By William Reed
These days, 11-figure expenditures barely attract notice. While Congress was grappling with the 12-figure $700 bailout plan for the financial industry, the powerful Michigan delegation got House approval for $25 billion in loans for the troubled U.S. auto industry.
Lawmakers that pushed for the legislation hailed it as key to saving thousands of jobs in the state. Detroit Rep. Carolyn Cheeks Kilpatrick, chair of the 43-member Congressional Black Caucus, played a major role in passage of the legislation. What many will call "corporate welfare" enables General Motors, Ford and Chrysler to get at least $5 billion each. This allows them to borrow money at interest rates as low as 4 percent. Over several years, the automakers could save hundreds of millions in financing costs. The car companies will have five years before they start repaying the loans.

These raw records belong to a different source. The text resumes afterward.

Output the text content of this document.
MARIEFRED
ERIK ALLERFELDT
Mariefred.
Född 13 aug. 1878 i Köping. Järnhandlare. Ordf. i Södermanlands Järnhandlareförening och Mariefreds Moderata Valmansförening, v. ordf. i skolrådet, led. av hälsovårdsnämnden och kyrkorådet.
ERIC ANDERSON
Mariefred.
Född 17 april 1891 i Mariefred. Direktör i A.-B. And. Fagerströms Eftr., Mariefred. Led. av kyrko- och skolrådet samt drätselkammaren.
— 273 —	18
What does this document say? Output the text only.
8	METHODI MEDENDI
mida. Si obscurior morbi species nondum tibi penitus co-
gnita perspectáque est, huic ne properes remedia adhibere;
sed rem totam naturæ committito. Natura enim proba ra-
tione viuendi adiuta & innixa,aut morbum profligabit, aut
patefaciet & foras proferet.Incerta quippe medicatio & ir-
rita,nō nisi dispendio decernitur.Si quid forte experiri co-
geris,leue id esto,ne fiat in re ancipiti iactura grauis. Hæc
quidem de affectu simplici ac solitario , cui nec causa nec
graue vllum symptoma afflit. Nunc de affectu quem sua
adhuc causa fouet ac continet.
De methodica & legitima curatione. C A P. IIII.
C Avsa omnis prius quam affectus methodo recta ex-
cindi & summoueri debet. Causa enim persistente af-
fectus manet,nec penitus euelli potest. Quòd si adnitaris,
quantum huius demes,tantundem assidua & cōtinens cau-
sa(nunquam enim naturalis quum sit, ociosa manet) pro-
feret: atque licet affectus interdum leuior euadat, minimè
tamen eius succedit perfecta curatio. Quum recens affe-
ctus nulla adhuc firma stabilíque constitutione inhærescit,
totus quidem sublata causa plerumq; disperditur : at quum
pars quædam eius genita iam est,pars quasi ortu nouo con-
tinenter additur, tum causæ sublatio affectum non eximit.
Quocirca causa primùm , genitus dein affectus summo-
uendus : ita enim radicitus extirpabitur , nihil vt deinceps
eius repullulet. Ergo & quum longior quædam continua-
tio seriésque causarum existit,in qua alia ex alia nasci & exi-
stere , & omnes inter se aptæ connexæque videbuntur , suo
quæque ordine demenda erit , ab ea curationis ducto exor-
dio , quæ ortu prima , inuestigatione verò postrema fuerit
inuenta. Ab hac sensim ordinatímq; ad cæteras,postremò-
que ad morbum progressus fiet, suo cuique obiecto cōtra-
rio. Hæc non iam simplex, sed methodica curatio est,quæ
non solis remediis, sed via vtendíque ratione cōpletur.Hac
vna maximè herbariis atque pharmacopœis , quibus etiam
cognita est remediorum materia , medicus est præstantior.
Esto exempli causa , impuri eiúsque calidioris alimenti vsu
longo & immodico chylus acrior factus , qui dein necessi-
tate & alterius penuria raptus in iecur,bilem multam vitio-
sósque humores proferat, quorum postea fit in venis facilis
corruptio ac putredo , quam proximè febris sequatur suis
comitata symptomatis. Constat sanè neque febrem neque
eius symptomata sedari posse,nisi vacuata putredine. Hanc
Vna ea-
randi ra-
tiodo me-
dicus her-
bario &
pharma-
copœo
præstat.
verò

Black Americans hold 13 percent of auto industry jobs and have significant interest in the Detroit 3's survival. With approval of the low-interest loans, the U.S. auto industry won help it urgently needs to rework its vehicles. The plan was in the Congressional queue months before the Wall Street bailout came to the fore. But the loans are one of several government aids - from research funds to consumer tax credits - automakers will increasingly rely on to build technology they need to survive. The automakers first sought an installment of loans totaling about $6 billion, but the nationwide credit crunch crimped their ability to borrow. The $25 billion is just a down payment, automakers will seek another $25 billion next year to retool old assembly lines and develop advanced, fuel-efficient technology.
The idea behind the loans is to buy time while the Detroit 3 revamp their lineups, develop new hybrids and other fuel-sippers, and convert old SUV plants into factories turning out cars able to compete with comparable Japanese models. Consumers reeling from $4 gas have fled the big trucks and SUVs the manufacturers milked for two decades, and Detroit's smaller cars tend to rate poorly compared with competitors. The domestics' U.S. market share is now about 48 percent, a staggering fall of nearly 20 points since the start of the decade. GM and Ford are expected to produce about 1.3 million fewer cars this year than in 2007. Even cheap loans will do little to help erase years of red ink and it's going to take some time to make a dent in their debt load.
Blacks have a stake in the trillion-dollar automotive industry, and many jobs are at jeopardy if the Detroit 3 stay in the doldrums. But, as taxpayers it's time to consider what "a billion" actually means: Counting non-stop, one number a second, it would take almost 32 years to count to 1 billion. A billion here and a billion there and soon it adds up to real money that has to be repaid. But the reality is that automakers face a life-threatening crisis if the U.S. car market doesn't rebound. General Motors reported a second-quarter loss of $15.5 billion and Ford Motor reported an $8.7 billion loss. GM and Ford could start to run out of cash by the second half of 2009. Chrysler's sales are down even more than Ford and GM.
Vehicle purchases are the second-largest purchase most Black families make. Import and domestic dealers, in total, have annual new car and truck sales of about $480 billion. Annual new and used car and truck sales in the US amount to a near-trillion dollar business. Minorities accounted for 22 percent of the US new-car market, but just 5 percent of dealerships.
African Americans should hope the loan infusion doesn't just produce more of the same for them in the automotive marketplace. Due to discrimination, Black buyers have to spend more than other groups at the time of their purchase of vehicles. On top of their taxpayer burden to the industry, Blacks shouldn't have to pay higher loans rates than whites on 60 to 72 month contracts after they've paid an average price of $30,000 for a new car or truck.